I think the single source of debate, at least I heard when interviewing all the growth experts was actually whether they should be part of product or should be separate. Right? Actually, I would say majority of them would agree with you that it's better to be product product. But if they had it their way, they wanted to be independent and report directly to the CEO. And I think the main reason for that, a lot of the expert cited was the tension between the head of product and the head of growth. Because growth is so data driven. And if you have a product lead who is usually not as data driven, but because they come up, come at it from the product design perspective, then that can be tension. Second reason for tension is, you know, a startup is all about growth.
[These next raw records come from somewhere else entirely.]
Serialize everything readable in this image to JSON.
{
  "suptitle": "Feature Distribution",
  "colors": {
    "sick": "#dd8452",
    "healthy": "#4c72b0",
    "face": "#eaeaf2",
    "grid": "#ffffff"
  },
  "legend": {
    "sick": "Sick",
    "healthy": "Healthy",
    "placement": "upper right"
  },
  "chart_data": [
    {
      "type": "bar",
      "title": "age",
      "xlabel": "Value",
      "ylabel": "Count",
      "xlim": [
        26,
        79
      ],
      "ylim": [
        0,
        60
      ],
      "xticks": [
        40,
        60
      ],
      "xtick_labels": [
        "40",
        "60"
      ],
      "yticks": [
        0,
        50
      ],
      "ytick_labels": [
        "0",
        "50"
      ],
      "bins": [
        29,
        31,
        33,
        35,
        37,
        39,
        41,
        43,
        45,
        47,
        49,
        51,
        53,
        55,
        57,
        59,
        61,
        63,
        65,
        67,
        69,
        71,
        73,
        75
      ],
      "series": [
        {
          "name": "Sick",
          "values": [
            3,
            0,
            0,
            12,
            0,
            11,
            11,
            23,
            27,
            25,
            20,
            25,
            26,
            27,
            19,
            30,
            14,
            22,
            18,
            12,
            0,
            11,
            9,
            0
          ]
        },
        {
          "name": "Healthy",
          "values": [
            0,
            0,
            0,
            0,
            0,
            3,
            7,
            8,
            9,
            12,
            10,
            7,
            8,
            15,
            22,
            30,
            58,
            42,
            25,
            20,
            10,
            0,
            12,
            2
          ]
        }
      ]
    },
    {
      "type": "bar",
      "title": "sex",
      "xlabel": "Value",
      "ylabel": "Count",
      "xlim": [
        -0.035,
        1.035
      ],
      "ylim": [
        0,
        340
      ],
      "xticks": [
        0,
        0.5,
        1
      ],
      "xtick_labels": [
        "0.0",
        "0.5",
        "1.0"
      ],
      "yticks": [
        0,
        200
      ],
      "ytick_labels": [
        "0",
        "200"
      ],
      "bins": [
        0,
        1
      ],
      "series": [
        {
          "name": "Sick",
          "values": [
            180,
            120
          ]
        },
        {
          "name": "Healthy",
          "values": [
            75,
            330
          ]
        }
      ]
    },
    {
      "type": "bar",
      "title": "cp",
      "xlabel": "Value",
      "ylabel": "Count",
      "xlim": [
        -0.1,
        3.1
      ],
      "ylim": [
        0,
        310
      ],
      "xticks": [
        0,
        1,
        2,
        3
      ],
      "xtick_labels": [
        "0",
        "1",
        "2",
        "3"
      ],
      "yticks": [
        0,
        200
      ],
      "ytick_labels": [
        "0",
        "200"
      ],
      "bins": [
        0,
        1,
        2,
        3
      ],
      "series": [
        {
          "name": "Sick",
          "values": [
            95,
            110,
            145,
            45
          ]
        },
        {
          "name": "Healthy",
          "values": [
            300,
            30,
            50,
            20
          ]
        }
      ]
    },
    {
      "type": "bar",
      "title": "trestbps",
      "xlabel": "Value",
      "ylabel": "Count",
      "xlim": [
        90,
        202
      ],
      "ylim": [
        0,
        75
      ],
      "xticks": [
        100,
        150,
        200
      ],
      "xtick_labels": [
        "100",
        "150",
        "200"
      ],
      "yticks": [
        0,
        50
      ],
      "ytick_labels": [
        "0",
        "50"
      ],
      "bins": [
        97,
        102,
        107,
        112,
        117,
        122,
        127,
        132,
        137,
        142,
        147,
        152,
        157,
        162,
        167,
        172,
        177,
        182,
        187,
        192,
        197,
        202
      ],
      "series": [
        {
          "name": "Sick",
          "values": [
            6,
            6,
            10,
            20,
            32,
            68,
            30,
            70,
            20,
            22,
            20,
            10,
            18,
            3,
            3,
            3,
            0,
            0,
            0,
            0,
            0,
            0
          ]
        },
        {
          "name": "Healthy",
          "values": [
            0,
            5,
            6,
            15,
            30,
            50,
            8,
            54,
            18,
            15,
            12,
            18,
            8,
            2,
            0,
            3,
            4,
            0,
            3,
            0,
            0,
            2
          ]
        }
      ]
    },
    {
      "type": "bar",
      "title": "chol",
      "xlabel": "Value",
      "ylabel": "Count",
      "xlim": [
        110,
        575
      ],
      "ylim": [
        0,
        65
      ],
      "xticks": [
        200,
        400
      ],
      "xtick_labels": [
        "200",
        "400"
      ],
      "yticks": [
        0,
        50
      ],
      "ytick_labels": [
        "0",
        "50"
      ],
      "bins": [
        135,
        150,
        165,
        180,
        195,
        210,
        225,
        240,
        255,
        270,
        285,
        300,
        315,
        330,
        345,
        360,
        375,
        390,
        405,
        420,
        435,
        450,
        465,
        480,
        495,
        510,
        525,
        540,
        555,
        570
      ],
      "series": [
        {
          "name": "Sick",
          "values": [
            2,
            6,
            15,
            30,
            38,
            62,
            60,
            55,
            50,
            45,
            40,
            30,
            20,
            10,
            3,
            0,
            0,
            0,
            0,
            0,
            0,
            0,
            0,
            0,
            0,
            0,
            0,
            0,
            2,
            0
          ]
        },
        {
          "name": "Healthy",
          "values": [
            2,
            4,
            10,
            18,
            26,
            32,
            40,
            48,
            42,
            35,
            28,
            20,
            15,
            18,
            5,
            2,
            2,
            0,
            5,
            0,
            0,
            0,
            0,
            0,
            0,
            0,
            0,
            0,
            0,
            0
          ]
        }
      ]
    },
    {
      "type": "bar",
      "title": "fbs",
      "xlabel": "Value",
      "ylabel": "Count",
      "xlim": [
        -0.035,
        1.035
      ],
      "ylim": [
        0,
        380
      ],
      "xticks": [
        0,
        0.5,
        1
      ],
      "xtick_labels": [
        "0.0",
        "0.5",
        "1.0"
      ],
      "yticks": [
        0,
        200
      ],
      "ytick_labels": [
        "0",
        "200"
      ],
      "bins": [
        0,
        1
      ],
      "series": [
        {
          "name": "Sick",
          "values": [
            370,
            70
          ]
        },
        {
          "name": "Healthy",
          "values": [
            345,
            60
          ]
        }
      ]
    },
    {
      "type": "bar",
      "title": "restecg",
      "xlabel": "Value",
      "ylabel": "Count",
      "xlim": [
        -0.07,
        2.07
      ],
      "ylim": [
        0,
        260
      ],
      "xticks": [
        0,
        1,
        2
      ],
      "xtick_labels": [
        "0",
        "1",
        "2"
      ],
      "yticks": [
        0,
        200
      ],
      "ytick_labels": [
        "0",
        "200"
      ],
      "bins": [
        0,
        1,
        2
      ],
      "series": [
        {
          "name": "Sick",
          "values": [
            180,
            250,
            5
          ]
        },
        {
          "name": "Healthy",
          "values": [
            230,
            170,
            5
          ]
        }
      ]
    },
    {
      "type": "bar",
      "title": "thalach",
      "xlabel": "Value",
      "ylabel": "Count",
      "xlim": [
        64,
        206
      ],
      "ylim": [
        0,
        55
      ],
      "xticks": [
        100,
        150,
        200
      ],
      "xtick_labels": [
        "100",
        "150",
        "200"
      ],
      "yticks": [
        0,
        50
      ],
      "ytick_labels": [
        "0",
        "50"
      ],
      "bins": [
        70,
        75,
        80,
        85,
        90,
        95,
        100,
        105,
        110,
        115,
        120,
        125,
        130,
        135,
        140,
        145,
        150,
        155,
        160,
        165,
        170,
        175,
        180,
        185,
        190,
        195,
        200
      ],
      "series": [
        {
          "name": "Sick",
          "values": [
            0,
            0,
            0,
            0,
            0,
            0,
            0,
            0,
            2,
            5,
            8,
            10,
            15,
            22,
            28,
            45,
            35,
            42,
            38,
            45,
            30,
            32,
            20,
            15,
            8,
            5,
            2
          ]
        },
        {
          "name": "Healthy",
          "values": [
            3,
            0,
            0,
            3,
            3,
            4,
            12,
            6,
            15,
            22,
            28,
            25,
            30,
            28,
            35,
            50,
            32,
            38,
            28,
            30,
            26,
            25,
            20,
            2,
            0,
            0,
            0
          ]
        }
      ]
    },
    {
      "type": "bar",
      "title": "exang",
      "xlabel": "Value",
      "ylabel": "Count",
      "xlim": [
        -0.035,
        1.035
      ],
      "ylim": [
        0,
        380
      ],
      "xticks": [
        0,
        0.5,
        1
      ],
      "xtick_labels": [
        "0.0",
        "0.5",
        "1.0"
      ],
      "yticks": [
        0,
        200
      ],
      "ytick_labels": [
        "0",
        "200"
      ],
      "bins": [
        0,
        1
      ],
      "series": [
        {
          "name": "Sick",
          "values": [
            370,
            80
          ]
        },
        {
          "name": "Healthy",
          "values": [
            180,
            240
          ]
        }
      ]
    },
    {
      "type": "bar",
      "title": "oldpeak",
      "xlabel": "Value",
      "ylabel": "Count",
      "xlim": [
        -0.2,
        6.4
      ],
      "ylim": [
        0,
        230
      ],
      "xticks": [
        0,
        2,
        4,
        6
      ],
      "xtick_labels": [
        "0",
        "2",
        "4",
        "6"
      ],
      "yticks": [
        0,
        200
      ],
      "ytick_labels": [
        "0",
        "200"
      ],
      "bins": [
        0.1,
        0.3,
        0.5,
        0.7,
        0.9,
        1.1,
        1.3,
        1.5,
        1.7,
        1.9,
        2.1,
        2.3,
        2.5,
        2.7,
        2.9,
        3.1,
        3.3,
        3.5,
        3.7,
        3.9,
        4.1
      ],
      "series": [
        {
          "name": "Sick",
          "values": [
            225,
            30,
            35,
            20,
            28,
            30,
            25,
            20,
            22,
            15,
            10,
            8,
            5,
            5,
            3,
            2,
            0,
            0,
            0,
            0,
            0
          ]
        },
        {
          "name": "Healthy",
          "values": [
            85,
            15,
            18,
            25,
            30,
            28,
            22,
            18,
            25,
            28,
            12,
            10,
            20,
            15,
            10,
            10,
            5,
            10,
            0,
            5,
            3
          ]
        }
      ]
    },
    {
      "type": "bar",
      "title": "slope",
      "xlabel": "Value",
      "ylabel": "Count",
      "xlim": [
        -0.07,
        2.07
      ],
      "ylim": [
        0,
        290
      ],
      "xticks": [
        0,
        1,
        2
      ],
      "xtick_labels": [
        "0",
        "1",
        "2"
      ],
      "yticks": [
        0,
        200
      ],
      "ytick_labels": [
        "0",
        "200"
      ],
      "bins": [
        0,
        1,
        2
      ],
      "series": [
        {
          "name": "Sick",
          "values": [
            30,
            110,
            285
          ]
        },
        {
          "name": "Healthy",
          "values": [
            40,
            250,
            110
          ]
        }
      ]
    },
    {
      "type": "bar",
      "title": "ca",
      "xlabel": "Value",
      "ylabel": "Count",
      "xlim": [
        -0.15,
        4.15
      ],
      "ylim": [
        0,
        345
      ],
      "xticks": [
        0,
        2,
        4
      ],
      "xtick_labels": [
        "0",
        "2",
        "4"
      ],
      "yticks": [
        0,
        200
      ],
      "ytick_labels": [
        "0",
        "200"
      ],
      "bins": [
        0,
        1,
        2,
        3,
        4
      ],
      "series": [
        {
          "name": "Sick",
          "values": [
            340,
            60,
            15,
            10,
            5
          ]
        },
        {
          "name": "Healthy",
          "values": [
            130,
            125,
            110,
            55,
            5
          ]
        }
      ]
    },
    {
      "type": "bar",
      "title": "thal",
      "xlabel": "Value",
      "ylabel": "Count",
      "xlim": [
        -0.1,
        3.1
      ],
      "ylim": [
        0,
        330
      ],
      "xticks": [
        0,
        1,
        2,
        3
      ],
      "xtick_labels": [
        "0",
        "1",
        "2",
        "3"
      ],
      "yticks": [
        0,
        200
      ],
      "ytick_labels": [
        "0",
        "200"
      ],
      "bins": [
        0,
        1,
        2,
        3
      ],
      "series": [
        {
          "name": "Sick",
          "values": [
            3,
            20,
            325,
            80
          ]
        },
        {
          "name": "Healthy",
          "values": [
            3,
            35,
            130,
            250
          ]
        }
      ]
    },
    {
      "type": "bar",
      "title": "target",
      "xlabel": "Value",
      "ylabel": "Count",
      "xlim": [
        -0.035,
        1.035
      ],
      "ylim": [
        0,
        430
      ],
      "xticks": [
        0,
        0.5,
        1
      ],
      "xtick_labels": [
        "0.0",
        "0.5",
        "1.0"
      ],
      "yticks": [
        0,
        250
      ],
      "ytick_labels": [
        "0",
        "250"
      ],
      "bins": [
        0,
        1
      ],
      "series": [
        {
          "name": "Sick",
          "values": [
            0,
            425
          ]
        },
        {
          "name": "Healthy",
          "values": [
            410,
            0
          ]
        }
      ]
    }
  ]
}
And so it almost feels like the growth team is owning growth. So what are the other teams owning? And I think that tension is the second tension that teams have and this tension and types of experiments or changes that a growth team does versus what a product team does, which is why I would have thought that being part of the product team helps stem that. But you know, I think it really comes down to the communication between the head of product and head of growth, because you could be part of the product team. But if you're not aligned and if the growth head is two levels away from the CEO and that CEO endorsement doesn't exist. It tends to fall apart. And I think the only company that actually has done this successfully being independent is Facebook again. Right. So Facebook is the only one that has still maintained it as a separate growth team. And from what I understand, there are very separate accountability metrics and which is why it works. I think it works. Any structure can work as long as there's accountability for each. So the growth team owns the M.A.U. and D.A.U. Right in Facebook. The product team owns the engagement and retention. So it's damn clear how it's split.
And so I think whether you're part of product or whether you're not, as long as the metrics are clearly defined, then you have better understanding and articulation of who's doing what. Uber actually had two separate teams. They had a product team and a growth team. And at scale, just one and a half years ago, they merged. But even when they merged, you know, they had different subgroups. So Ed Baker, who was the head of growth, took over a head of product and head of growth. But the teams underneath were rider, driver, marketplace and platform and few other teams. So I was actually curious as to why there was rider, driver and marketplace, right? And the interesting thing is, rider team focuses on rider growth. The driver team focuses on driver growth. But someone has to make sure that the supply and demand are matched. That's the marketplace. So they were actually measuring true proficiency matches percentage of times in ETA that the marketplace owned because that was the check of liquidity versus rider and driver growth teams.
So I think it's all these and that's worked well for Uber. So these things all all lead to the fact that it's what is most important, whether you sit as part of product or not, is what is that accountability metric for that group? And how does it all roll up into your not star metric? And is it clear? Because if this overlap, it breaks, right? It's just A plus B plus C equal to D, but you need to be able to build your driver to and sort of give each team the metric. I think what can be uncomfortable for a founder is that at some point you realize that in the early days you build a product, you've talked to a lot of users, spent a lot of time in interacting with users. At some point you got to scale and you can quantifiably make a lot of decisions by just testing things. And that I can imagine that being very uncomfortable for a founder that it's just like a complete different way of building product at scale. And that's often why introduction of growth thinking in a startup can be a little bit painful because it just changes the way you do things.
You do things in a very different way in the very early on and then you do things quite differently at later stage. All right, guys, this has been great. So we're probably going to have to do around two on this one. But thanks for coming in. Thank you so much. Thank you. Thanks for having us.